FreeBSD is similarly laid-back about the username.

This is interesting as well, since it's the first document that mentions a
maximum length. If interpreted directly, the previous documents did not restrict
the length (unless you haven't pasted some information relating to the string
length).

I wouldn't be at all astonished to see unicode usernames before long. It's the sort of thing Apple or RedHat would do, and which it appears Debian might already do in principle (if not much in practice); and since IRIs, for example, can now at least indirectly support all of Unicode in the DNS, the idea of a non-ASCII üsernamé is less outlandish than it might once have been. It would go beyond SUS, and so would be a big deal, but it might be worth having x2go aim for a solution which is robust against that, and so which would solve the issue once and for all.

Hmm: one possibility would be to put the uid in the session string (though I appreciate, as above, that may not work for x2go for other reasons).

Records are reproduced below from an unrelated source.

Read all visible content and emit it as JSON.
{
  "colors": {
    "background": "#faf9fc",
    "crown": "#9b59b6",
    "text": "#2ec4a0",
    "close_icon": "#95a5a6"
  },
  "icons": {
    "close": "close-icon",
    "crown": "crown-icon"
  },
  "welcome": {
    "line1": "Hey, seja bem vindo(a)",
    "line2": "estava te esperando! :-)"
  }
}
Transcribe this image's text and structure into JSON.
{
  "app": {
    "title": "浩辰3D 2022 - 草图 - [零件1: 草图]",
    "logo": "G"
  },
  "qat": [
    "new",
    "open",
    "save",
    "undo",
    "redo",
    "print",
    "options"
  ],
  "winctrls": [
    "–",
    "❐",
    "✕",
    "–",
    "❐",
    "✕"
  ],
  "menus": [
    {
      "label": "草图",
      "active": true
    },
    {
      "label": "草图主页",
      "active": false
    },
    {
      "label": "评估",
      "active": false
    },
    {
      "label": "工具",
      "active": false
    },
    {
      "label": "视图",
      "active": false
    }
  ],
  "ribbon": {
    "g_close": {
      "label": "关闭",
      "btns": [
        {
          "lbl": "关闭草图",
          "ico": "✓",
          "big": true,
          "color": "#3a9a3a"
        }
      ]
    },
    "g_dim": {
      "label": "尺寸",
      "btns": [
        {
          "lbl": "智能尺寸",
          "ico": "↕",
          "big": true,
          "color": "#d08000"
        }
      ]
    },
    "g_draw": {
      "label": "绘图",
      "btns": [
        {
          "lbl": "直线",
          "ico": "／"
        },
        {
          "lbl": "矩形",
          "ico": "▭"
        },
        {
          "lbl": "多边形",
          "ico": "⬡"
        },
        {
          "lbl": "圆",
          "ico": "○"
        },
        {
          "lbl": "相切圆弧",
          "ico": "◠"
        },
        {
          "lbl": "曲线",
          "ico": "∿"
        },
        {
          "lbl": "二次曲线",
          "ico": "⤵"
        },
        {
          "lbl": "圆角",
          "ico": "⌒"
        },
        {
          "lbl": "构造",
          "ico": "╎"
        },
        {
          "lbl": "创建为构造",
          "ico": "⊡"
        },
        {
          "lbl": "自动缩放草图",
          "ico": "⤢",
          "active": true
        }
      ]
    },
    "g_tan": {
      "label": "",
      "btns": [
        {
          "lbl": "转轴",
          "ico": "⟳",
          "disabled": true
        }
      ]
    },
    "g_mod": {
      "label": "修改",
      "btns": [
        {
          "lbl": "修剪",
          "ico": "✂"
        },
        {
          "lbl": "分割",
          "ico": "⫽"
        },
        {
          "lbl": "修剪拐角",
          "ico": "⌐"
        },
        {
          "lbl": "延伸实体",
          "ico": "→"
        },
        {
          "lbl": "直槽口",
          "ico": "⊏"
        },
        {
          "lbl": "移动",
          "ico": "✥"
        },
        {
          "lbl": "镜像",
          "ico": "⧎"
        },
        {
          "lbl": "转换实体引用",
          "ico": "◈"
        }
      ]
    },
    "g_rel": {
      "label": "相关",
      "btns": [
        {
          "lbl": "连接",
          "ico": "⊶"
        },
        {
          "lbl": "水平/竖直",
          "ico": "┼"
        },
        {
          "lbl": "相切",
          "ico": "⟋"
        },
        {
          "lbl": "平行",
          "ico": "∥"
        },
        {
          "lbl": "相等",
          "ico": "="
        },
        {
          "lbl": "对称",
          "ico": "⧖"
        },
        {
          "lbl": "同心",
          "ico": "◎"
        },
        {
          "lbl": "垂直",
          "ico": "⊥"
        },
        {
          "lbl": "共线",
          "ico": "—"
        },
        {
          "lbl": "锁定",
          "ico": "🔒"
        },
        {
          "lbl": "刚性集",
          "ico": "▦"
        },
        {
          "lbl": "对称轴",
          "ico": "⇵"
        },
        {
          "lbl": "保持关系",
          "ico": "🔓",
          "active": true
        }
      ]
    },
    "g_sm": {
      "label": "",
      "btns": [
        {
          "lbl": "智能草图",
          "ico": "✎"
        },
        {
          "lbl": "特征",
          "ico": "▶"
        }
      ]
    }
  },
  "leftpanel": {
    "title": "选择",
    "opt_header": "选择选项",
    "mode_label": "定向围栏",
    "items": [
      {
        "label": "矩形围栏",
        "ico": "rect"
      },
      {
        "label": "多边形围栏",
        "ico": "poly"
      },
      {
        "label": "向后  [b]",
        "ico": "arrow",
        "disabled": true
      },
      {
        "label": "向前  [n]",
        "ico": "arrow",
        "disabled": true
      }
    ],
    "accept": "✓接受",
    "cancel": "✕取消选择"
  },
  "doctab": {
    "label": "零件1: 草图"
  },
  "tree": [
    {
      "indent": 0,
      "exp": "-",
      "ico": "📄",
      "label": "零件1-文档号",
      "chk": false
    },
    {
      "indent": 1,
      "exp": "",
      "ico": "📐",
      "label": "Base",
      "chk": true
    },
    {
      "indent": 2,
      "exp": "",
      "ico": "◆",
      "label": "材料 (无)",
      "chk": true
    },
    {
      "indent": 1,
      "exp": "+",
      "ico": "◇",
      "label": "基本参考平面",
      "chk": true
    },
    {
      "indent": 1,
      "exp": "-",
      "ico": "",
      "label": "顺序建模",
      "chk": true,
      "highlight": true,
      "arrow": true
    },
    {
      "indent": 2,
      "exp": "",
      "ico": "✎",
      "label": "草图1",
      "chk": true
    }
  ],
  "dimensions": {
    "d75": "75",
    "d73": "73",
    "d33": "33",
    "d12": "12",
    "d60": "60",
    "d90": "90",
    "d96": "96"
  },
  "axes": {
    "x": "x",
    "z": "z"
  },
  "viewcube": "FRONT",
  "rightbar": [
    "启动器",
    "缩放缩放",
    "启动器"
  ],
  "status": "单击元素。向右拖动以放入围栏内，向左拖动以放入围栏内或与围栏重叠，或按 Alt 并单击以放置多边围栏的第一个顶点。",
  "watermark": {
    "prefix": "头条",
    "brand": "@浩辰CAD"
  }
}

Another would be to run the username through a punycode converter https://en.wikipedia.org/wiki/Punycode as with IRIs: any characters in [a-zA-Z0-9-] would come through that unchanged, but others would be normalised. This would be an invisible change for most usernames. As a normalisation, it also has the advantage that it's reversible if need be. I can't remember -- and that Wikipedia page doesn't refresh my memory -- exactly what subset of characters comes through a punycode conversion unchanged, so this would require a little further thought.

But again, these go beyond the immediate scope of this present issue.